मङ्लबार, मंसिर १२, २०८०

IBM Introduces World’s Fastest Processor: 5.2GHz Enterprise Chip

Don’t blink — if you do, you may miss IBM‘s new processor. The company is boldly claiming that the chip within IBM’s new zEnterprise clocks in at 5.2GHz, making it the world’s fastest microprocessor. We’re sure this claim could be challenged on multiple fronts, namely by hardcore overclockers who have seen their own chips operate at much higher speeds with the help of liquid nitrogen. But IBM’s new silicon doesn’t require any complicated cooling; it’s just blisteringly fast.

Of course, this 5.2GHz chip won’t find its way into any consumer PCs anytime soon, but that doesn’t mean it won’t end up there eventually. The new chip will ship to mainframe customers starting on September 10th, and IBM says that the record-breaking speed is necessary for businesses managing huge workloads, such as banks and retailers, especially as the world becomes increasingly more inter-connected, data has grown beyond the world’s storage capacity, and business transactions continue to skyrocket.
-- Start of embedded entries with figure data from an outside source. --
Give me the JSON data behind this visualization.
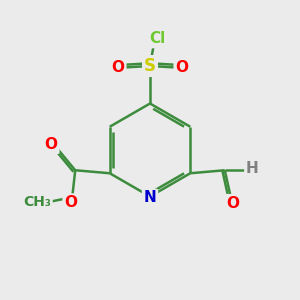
{
  "background_color": "#ebebeb",
  "atom_colors": {
    "C": "#3d8c3d",
    "N": "#0000cc",
    "O": "#ff0000",
    "S": "#cccc00",
    "Cl": "#70c830",
    "H": "#808080"
  },
  "bond_color": "#3d8c3d",
  "bond_width": 1.8,
  "font_size": 11
}
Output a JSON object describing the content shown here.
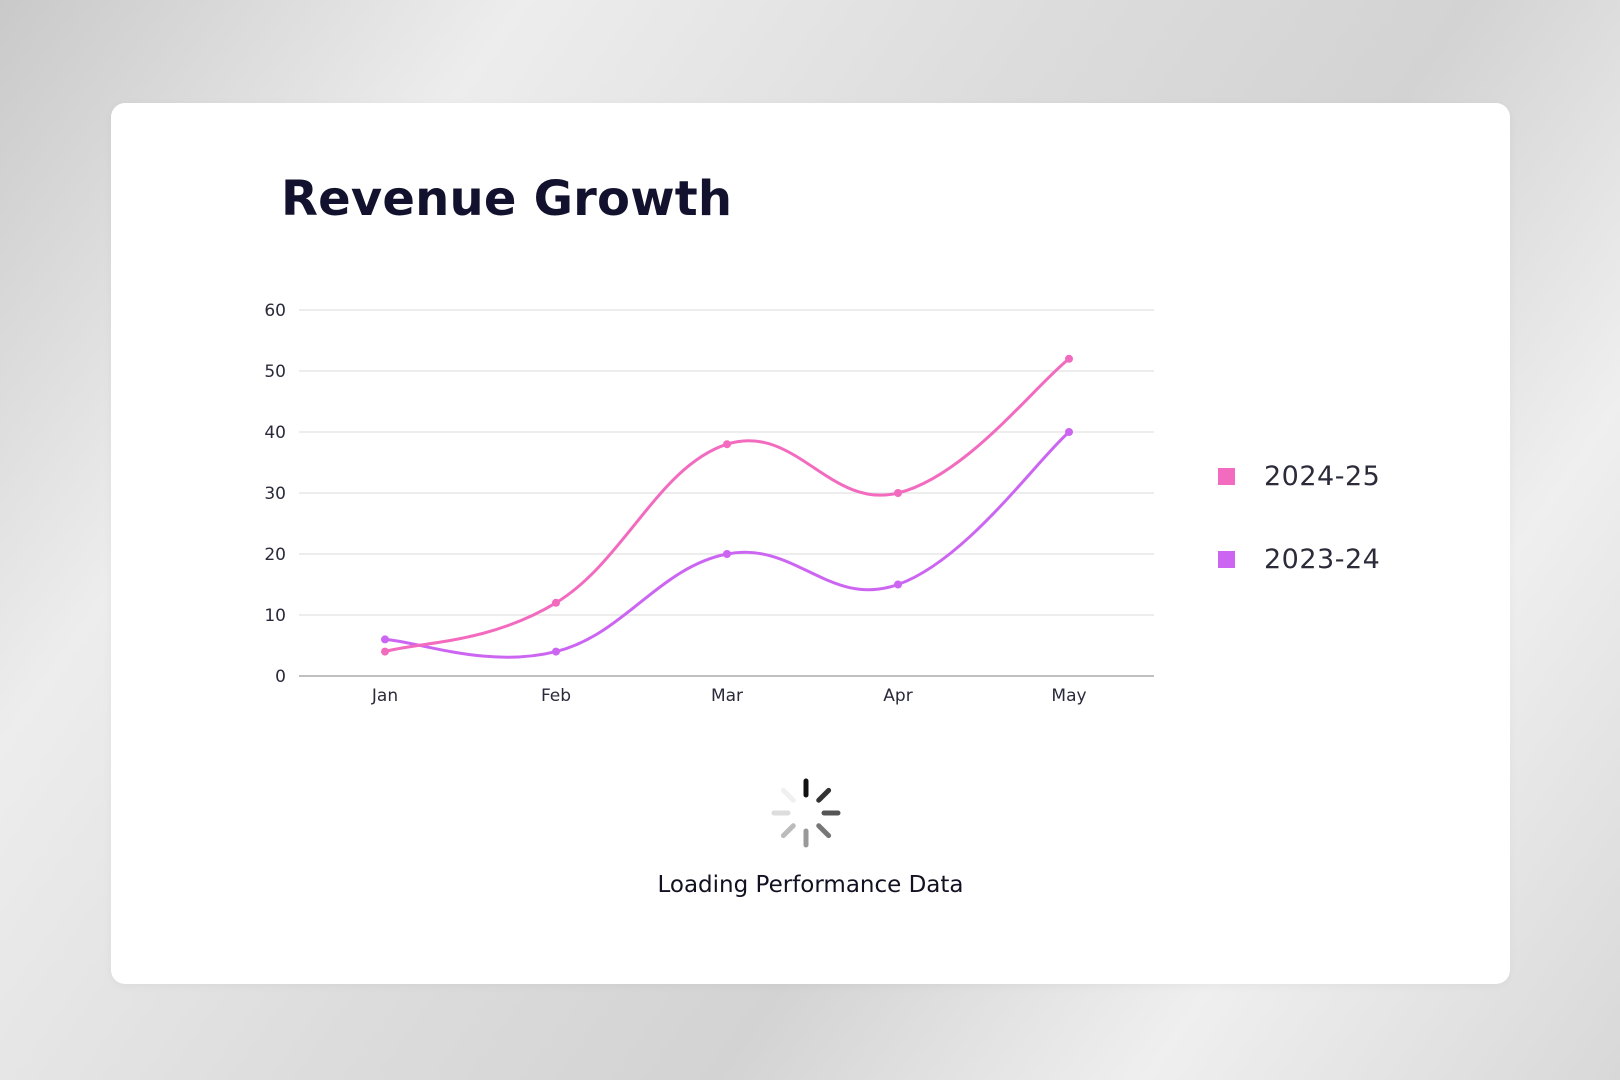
{
  "card": {
    "title": "Revenue Growth",
    "loading_text": "Loading Performance Data"
  },
  "chart_data": {
    "type": "line",
    "title": "Revenue Growth",
    "xlabel": "",
    "ylabel": "",
    "categories": [
      "Jan",
      "Feb",
      "Mar",
      "Apr",
      "May"
    ],
    "ylim": [
      0,
      60
    ],
    "yticks": [
      "0",
      "10",
      "20",
      "30",
      "40",
      "50",
      "60"
    ],
    "grid": true,
    "legend_position": "right",
    "series": [
      {
        "name": "2024-25",
        "values": [
          4,
          12,
          38,
          30,
          52
        ],
        "color": "#f26bbf"
      },
      {
        "name": "2023-24",
        "values": [
          6,
          4,
          20,
          15,
          40
        ],
        "color": "#cc66f2"
      }
    ]
  },
  "icons": {
    "spinner": "loading-spinner-icon"
  }
}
The new zEnterprise technology is the result of an investment of more than $1.5 billion in IBM research and development in the zEnterprise line, as well as more than three years of collaboration with some of IBM’s top clients around the world. If you’re into details, the z196 processor is a four-core chip that contains 1.4 billion transistors on a 512-square millimeter (mm) surface. It’s manufactured using IBM’s 45 nanometer (nm) SOI processor technology, and it makes use of IBM’s patented embedded DRAM (eDRAM) technology, which allows IBM to place dense DRAM caches, or components, on the same chips as high-speed microprocessors, resulting in improved performance.

IBM's z196 Processor - Copious Cache, Now at 5.2GHz
IBM’s z196 Processor – Copious Cache, Now at 5.2GHz

If you need more details, have a taste of this: “The core server in the zEnterprise System — called zEnterprise 196 — contains 96 of the world’s fastest, most powerful microprocessors, capable of executing more than 50 billion instructions per second. That’s roughly 17,000 times more instructions than the Model 91, the high-end of IBM’s popular System/360 family, could execute in 1970.” Pretty impressive, but there’s no published price for obvious reasons. We’re guessing it’s more than your house, or something close.